Antes dessa declaração, Ramiro reconheceu os comentários no Facebook, após o jornalista lê-los na íntegra, mas “não com estas palavras”. “Por isso que eu falo pra vocês. Mexeram no meu Facebook. Eu não sei como tem jeito de fazer isso”, disse. No dia seguinte da repercussão do caso, a reportagem do  ouviu o padre que também reclamou de distorções e que as mensagens possam ter sido alteradas por um hacker.

“Eu ainda coloquei que hoje nós vivemos em uma sociedade altamente erotizada, muitas crianças, elas se vestem de maneira inadequada, provocam os homens. Isso eu coloquei lá. Mas isso não faz parte do meu pensamento, do meu perfil. Eu não assumo uma postura dessa. Agora, isso aconteceu de estar no meu Facebook? E é no meu Facebook, a culpa é minha, então”, segue respondendo o padre.

A entrevista foi dada no escritório do padre, na Paróquia São José Apóstolo, que pertence a Diocese de Sinop. “O padre novamente ofendeu, de forma abstrata e genérica, tanto crianças e adolescentes vítimas de estupro, como mulheres”, aponta defensores na ação. Por isso, ela pede que a administração da igreja seja também condenada a indenizar e se posiciona contra os comentários em nota de repúdio.

Além da indenização em R$ 100 mil, os defensores pediram que a Justiça proíba o padre de fazer comentários sobre comportamento de crianças e adolescentes vinculado a prática de atos sexuais, em meios de comunicação, sob pena de R$ 10 mil para declaração.

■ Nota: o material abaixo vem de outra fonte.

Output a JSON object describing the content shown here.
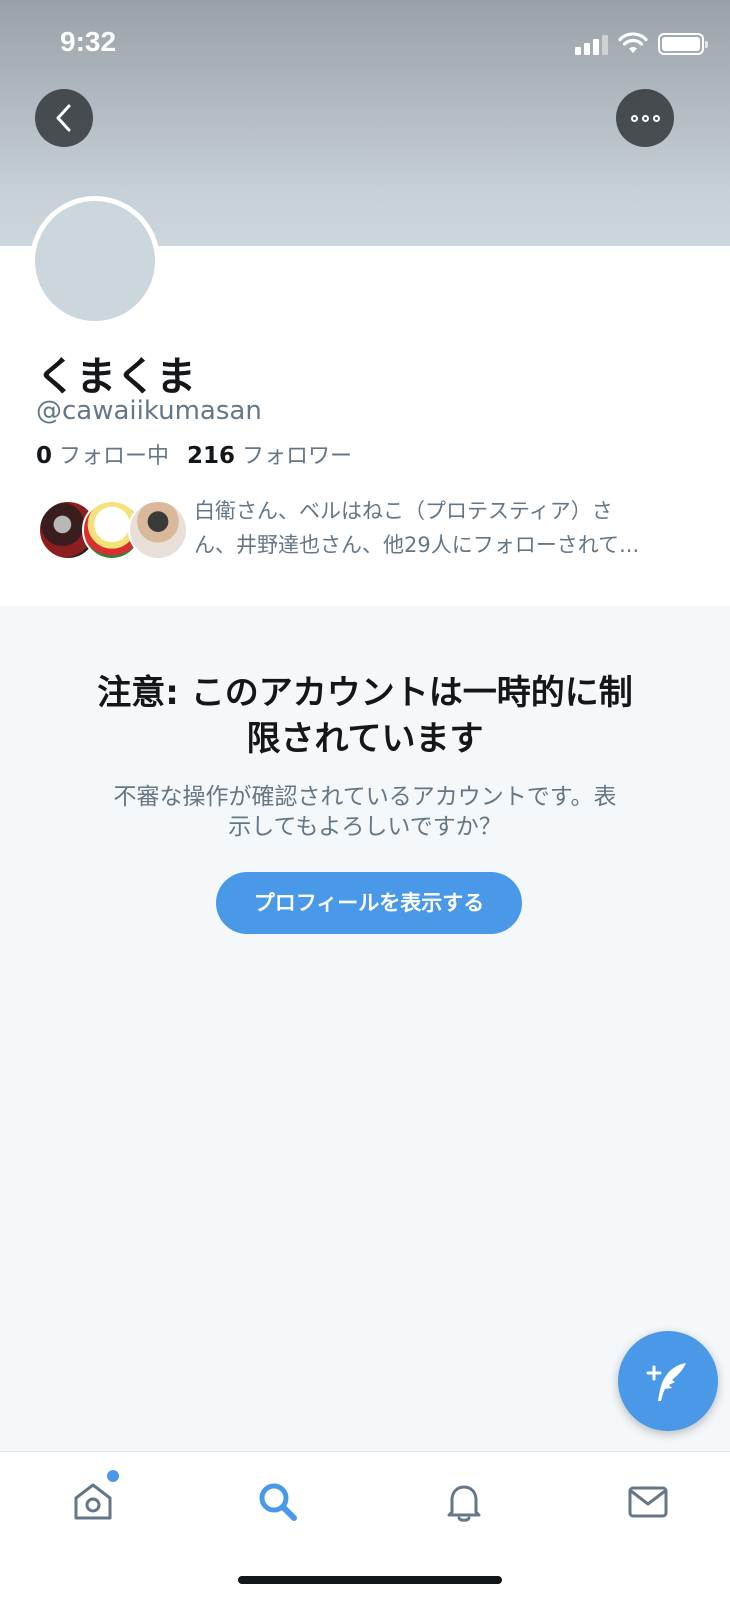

Os defensores pediram que, caso condenado, o dinheiro da indenização vá para o Fundo de Defesa de Direitos Difusos, controlado pelo Poder Judiciário. Vai caber ao juiz do caso destinar uma causa ou instituição para receber a quantia.  O valor de R$ 100 mil deve ser atualizado com juros quando sair à decisão judicial.

O caso

“Duvido uma menina ser abusada com 6 anos por 4 anos e não falar. Aposto minha cara. Ela compactuou com tudo e agora é menina inocente. Gosta de dar então assuma as conseqüências”

Padre Perotto

O Padre Ramiro foi alvo de um “bombardeio” de ofensas virtuais depois publicar pelo seu perfil pessoal, no Facebook, que a garota de 10 anos estuprada pelo tio e que engravidou, compactuou com o crime sexual. “Duvido uma menina ser abusada com 6 anos por 4 anos e não falar. Aposto minha cara. Ela compactuou com tudo e agora é menina inocente. Gosta de dar então assuma as conseqüências”, escreveu em um comentário.

O comentário teve muitos compartilhamentos e o pároco foi alvo de pessoas que não concordaram com a visão. O religioso tornou privado seus perfis na rede e, em carta, pediu perdão por acusar a garota. Nesta segunda (24), o padre foi ouvido pela Polícia Civil e admitiu ser o autor das postagens que constavam em sua rede social e reconheceu que foi “desagradável e preconceituoso com relação às vítimas de abuso sexual“.

Além do processo de indenização por danos morais, o padre responde a outra ação judicial, resultado de um Termo Circunstanciado de Ocorrência aberto pela Polícia Civil de Alta Floresta. O caso foi Juizado Especial Cível e Criminal antecipou a audiência preliminar para 14 de setembro (antes, o encontro estava marcado para 22 de dezembro). O Ministério Público já foi notificada a se posiconar.

A Diocese de Sinop, pelo qual a Paróquia de Carlinda está subordinada, decidiu manter o padre na igreja, mas o proibiu de suas atividades religiosas, como ministrar missas e sacramentos.